Excuse me.
Let in $\mathbb{R}^2$ there is a circle $\{(x,y)\in\mathbb{R}^2~|~x^2+y^2=r^2\}$.
Then, let the position of the point $A$ in this space is $\mathbf{a}=r(\mathbf{i}\cos\alpha+\mathbf{j}\sin\alpha)$
and the position of the point $B$ is $\mathbf{b}=r(\mathbf{i}\cos\beta-\mathbf{j}\sin\beta)$.
Of course,
$\mathbf{a}\cdot\mathbf{i}=r\cos\alpha$ and $\mathbf{b}\cdot\mathbf{i}=r\cos\beta$
so $\mathbf{a}\cdot\mathbf{b}=r^2\cos(\alpha+\beta)$.
If an angle which be formed by the vector $\mathbf{a}-\mathbf{b}$ and $r\mathbf{i}-\mathbf{b}$ is $\gamma$, then here is the expression
$(\mathbf{a}-\mathbf{b})\cdot(r\mathbf{i}-\mathbf{b})=|\mathbf{a}-\mathbf{b}|\,|r\mathbf{i}-\mathbf{b}|\cos\gamma$ alias
$$ \cos\gamma=\frac{1+\cos\alpha-\cos\beta-\cos(\alpha+\beta)}{2\sqrt{1-\cos(\alpha+\beta)}\sqrt{1-\cos\beta}}. $$
In sight, the last equation is stranged enough.

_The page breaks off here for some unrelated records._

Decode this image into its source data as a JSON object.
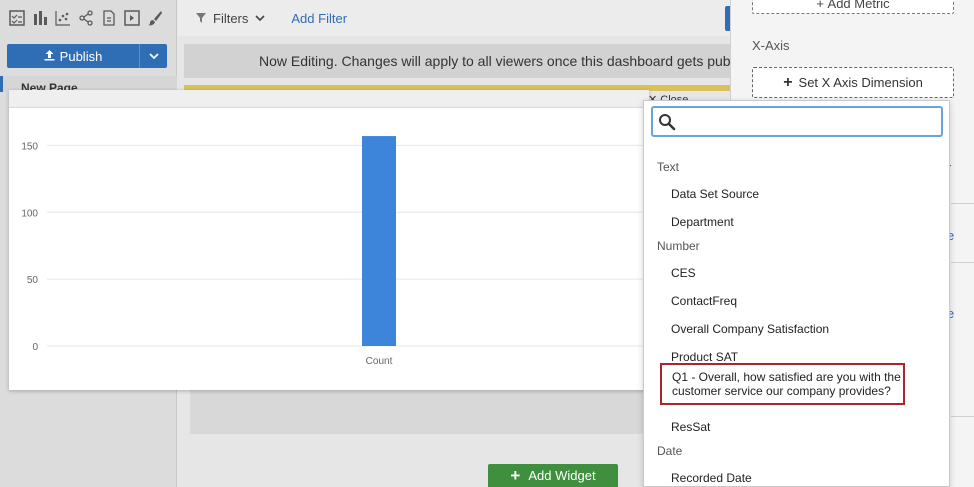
{
  "left_rail": {
    "publish_label": "Publish",
    "page_tab_label": "New Page"
  },
  "main": {
    "filters_label": "Filters",
    "add_filter_label": "Add Filter",
    "editing_banner": "Now Editing. Changes will apply to all viewers once this dashboard gets published.",
    "add_widget_label": "Add Widget"
  },
  "right_panel": {
    "add_metric_label": "Add Metric",
    "x_axis_label": "X-Axis",
    "set_x_axis_label": "Set X Axis Dimension"
  },
  "chart_modal": {
    "close_label": "Close"
  },
  "chart_data": {
    "type": "bar",
    "categories": [
      "Count"
    ],
    "values": [
      157
    ],
    "ylim": [
      0,
      175
    ],
    "yticks": [
      0,
      50,
      100,
      150
    ],
    "grid": true,
    "bar_color": "#3d85db"
  },
  "dropdown": {
    "search_placeholder": "",
    "groups": [
      {
        "label": "Text",
        "items": [
          "Data Set Source",
          "Department"
        ]
      },
      {
        "label": "Number",
        "items": [
          "CES",
          "ContactFreq",
          "Overall Company Satisfaction",
          "Product SAT",
          "Q1 - Overall, how satisfied are you with the customer service our company provides?",
          "ResSat"
        ]
      },
      {
        "label": "Date",
        "items": [
          "Recorded Date"
        ]
      }
    ],
    "highlight_color": "#a8262c"
  },
  "colors": {
    "accent": "#2f6db5",
    "add_widget": "#3f8f3f",
    "search_focus": "#6aa2db"
  }
}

But, if we plot the graph $\gamma$ vs $\beta$, we get that
$\gamma$ has value $\alpha/2$ for $0<\beta<2\pi-\alpha$,
and has value $\pi-\alpha/2$ for $2\pi-\alpha<\beta<2\pi$.
How can it? Until now, I am still confused.
Thank you very much.
For $\vec{OA}=\bf{a}$, $\vec{OB}=\bf{b}$, we have, from the representation $\textbf{a}=\hat{i}\cos(\alpha)+\hat{j}\sin(\alpha)$, $\vec{OA}$ makes an angle of $\alpha$ with the positive $x-$axis. Similarly $\vec{OB}$ makes an angle of $-\beta$ with the positive $x-$axis.
The following picture represents the condition represents the situation when $0<\beta < 2\pi-\alpha$.
$\vec{DB}=r\textbf{i}-\textbf{b}$
$\vec{BA}=\textbf{a}-\textbf{b}$
so the angle between them is $\gamma=\angle ABD$ which is the angle the minor circle segment $AD$ subtends at the circumference, which is half of the angle the segment subtends at the center, so it must be $\dfrac{\angle AOD}2=\dfrac{\alpha}2$.
So, $0 < \beta < 2\pi-\alpha$ is the situation where point $B$ lies on the major segment $AD$ in this case, and
$2\pi-\alpha<\beta<2\pi$ is the case where $B$ lies on the minor segment $AD$.
(Referring to the location of $B$ as on the minor or major segment $AD$ makes sense only for particular values of $\alpha$, to be more rigorous, $0<\beta<2\pi-\alpha$ means if you traverse counterclockwise along the circumference from $D$ you will encounter $A$ before $B$, and if $2\pi-\alpha<\beta<2\pi$ you will encounter $B$ before $A$.)
For the case $2\pi-\alpha < \beta<2\pi$, consider the following figure, take any point $C$ on the major segment $AD$, then the required angle $$\gamma=\angle ABD = \pi - \angle ACD = \pi - \dfrac{AOD}2=\pi-\dfrac{\alpha}2$$ where $ABCD$ is a cyclic quadrilateral, so it's opposite angles sum up to $\pi$.